Some of the pieces feature again Aldrin's slogan: the former astronaut has indeed taken the opportunity offered by these fashion collaborations to promote his passion for interplanetary travel and the vision of his ShareSpace Foundation.
The latter promotes science, technology, engineering, arts, and mathematics (STEAM) for children via hands-on activities, inspirational messages and educational visits. While Aldrin hopes to educate via this space age fashion collection, model Natalia Vodianova's Naked Heart Foundation (a charity helping children with special needs) is getting ready to raise funds next February with its Fabulous Fund Fair charity event that will be inspired by intergalactic space.
So why are we living through this space invasion? Well, we already found the reason in a post in February, but now we are having the final confirmation: when it was first launched Space Fashion was about the optimism offered by space discoveries and future hopes for humanity.
We do live in very bleak times and quite often even films present us with a twisted reality that, rather than transporting us on another planet for a couple of hours, fills us with fears and anxieties, offering us scenes of wars, violence and dystopian lives and plunging us into deep dark holes of depression. We therefore seem to have turned to space fashion to escape from such sad visions.
Yet, while we wait to see if the projects of entrepreneurs à la Elon Musk, the founder of SpaceX, and Robert D. Richards, the chief executive of Moon Express (mind you, also Jeff Bezos, the founder of Amazon, has financed his own rocket company, Blue Origin, so this is a trend...) will ever be able to send colonists to a galaxy far away, there is an important point to make: the first Space Age fashion designers - think about André Courrèges, Paco Rabanne and Pierre Cardin - experimented with fabrics, materials and silhouettes and the history of Space Age fashion also includes designers who created space mission logos.
So, here's a lesson for fashion designers and creative minds out there who love this trend: remember that, while there is nothing bad about doing a line of clothes and accessories inspired by space, the real experimental Space Age fashion of the future should move from other inspirations and look at materials and textiles.

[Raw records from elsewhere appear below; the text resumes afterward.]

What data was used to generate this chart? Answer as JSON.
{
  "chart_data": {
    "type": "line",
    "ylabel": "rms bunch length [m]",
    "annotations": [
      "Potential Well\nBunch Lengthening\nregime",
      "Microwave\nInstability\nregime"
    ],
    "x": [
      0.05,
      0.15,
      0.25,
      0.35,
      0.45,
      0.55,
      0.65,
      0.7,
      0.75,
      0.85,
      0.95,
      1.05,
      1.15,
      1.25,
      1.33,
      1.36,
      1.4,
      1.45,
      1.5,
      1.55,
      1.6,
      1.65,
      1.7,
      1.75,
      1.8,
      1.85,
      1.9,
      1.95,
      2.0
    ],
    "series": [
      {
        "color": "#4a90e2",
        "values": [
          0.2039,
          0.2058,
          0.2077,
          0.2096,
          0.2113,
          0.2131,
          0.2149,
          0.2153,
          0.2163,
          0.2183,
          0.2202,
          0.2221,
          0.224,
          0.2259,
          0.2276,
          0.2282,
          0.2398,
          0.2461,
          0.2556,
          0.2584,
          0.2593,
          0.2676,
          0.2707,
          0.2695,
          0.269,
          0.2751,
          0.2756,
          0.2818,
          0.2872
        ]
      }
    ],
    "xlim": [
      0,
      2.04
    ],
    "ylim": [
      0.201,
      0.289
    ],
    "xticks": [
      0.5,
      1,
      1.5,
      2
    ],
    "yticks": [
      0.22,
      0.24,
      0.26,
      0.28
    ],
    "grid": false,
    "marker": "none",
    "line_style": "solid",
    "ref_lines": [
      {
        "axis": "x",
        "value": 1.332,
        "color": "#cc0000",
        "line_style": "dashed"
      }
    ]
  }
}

For example, in 1991 Sakase Adtech Co., Ltd. designed a triaxially woven carbon fiber textile that was then manufactured in 2002 (currently part of the collection of Cooper Hewitt, Smithsonian Design Museum).
This is a technical textile, specially engineered for high performance use in knee braces, skis, fishing rods and running shoes since it has got an extraordinary strength and it is nearly weightless. The structure of the textile allows it to be shaped and molded easily because it has three different axes.
The technology for triaxial weaving was actually invented centuries ago during the Nara period (710–794 AD). It was rediscovered by NASA in the 1960s for use in aeronautics (and in 1992 couturier Azzedine Alaïa developed a few designs using a very special carbon yarn originally developed by NASA for astronauts' uniforms...). This proves in a way that the future of fashion stands in readapting and transforming old techniques and not in manufacturing products that do not have anything innovative about them, but just vaguely hint at an impossibly hip but distant and fictitious future.